“Ben Carson has a brilliant mind and is passionate about strengthening communities and families within those communities,” Mr. Trump said in a statement Monday morning. “We have talked at length about my urban renewal agenda and our message of economic revival, very much including our inner cities.”
“Ben shares my optimism about the future of our country and is part of ensuring that this is a presidency representing all Americans,” he added. “He is a tough competitor and never gives up.”
With no experience in government or running a large bureaucracy, Mr. Carson, 65, publicly waffled over whether to join the administration. He will oversee an agency with a $47 billion budget, bringing to the job a philosophical opposition to government programs that encourage what he calls “dependency” and engage in “social engineering.”

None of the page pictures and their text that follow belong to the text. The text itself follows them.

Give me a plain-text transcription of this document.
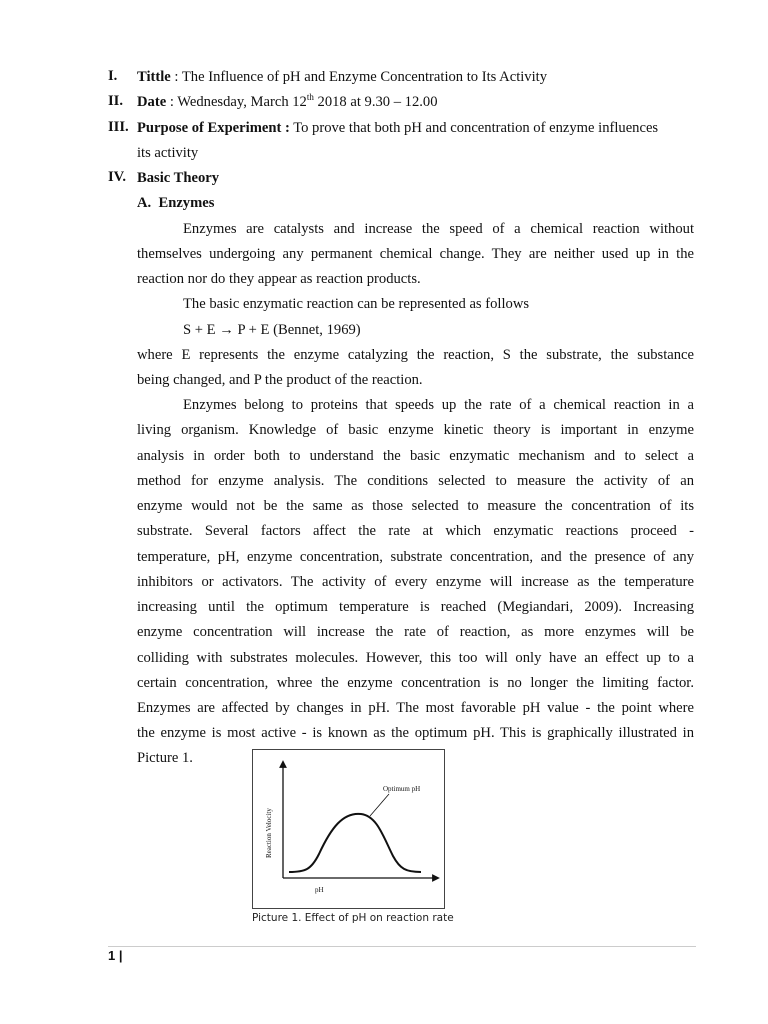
I. Tittle : The Influence of pH and Enzyme Concentration to Its Activity
II. Date : Wednesday, March 12th 2018 at 9.30 – 12.00
III. Purpose of Experiment : To prove that both pH and concentration of enzyme influences
its activity
IV. Basic Theory
A.  Enzymes
Enzymes are catalysts and increase the speed of a chemical reaction without
themselves undergoing any permanent chemical change. They are neither used up in the
reaction nor do they appear as reaction products.
The basic enzymatic reaction can be represented as follows
S + E → P + E (Bennet, 1969)
where E represents the enzyme catalyzing the reaction, S the substrate, the substance
being changed, and P the product of the reaction.
Enzymes belong to proteins that speeds up the rate of a chemical reaction in a
living organism. Knowledge of basic enzyme kinetic theory is important in enzyme
analysis in order both to understand the basic enzymatic mechanism and to select a
method for enzyme analysis. The conditions selected to measure the activity of an
enzyme would not be the same as those selected to measure the concentration of its
substrate. Several factors affect the rate at which enzymatic reactions proceed -
temperature, pH, enzyme concentration, substrate concentration, and the presence of any
inhibitors or activators. The activity of every enzyme will increase as the temperature
increasing until the optimum temperature is reached (Megiandari, 2009). Increasing
enzyme concentration will increase the rate of reaction, as more enzymes will be
colliding with substrates molecules. However, this too will only have an effect up to a
certain concentration, whree the enzyme concentration is no longer the limiting factor.
Enzymes are affected by changes in pH. The most favorable pH value - the point where
the enzyme is most active - is known as the optimum pH. This is graphically illustrated in
Picture 1.
Optimum pH
Reaction Velocity
pH
Picture 1. Effect of pH on reaction rate
1 |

He has no expertise in housing policy, but he did spend part of his childhood in public housing, said a close friend, Armstrong Williams, and he was raised by a dauntless mother with a grammar-school education. In his autobiography he stressed that individual effort, not government programs, were the key to overcoming poverty.
The Department of Housing and Urban Development oversees programs that provide vouchers and other rental assistance for five million low-income families, fights urban blight and helps struggling homeowners stave off foreclosures.
Housing policy was rarely mentioned on the campaign trail by candidates in either party. When Mr. Trump spoke of “inner cities,” he painted with a broad brush to describe the lives of poor blacks and Hispanics as “a disaster,” pleading for their votes by asking, “What do you have to lose?”
In an opinion article in 2015 for The Washington Times, Mr. Carson compared an Obama administration housing regulation to “the failure of school busing” because it would place affordable housing “primarily in wealthier neighborhoods with few current minority residents.”
The rule, known as Affirmatively Furthering Fair Housing, was years in the making and designed to end decades-old segregation by offering affluent areas incentives to build affordable housing. Critics, including Mr. Carson, called it government overreach.
Barbara Sard, a former official at the housing department during President Obama’s first term, said Mr. Carson’s view was a misunderstanding of the regulation and its origin in the 1968 Fair Housing Act. The rule also included development funds for poor neighborhoods.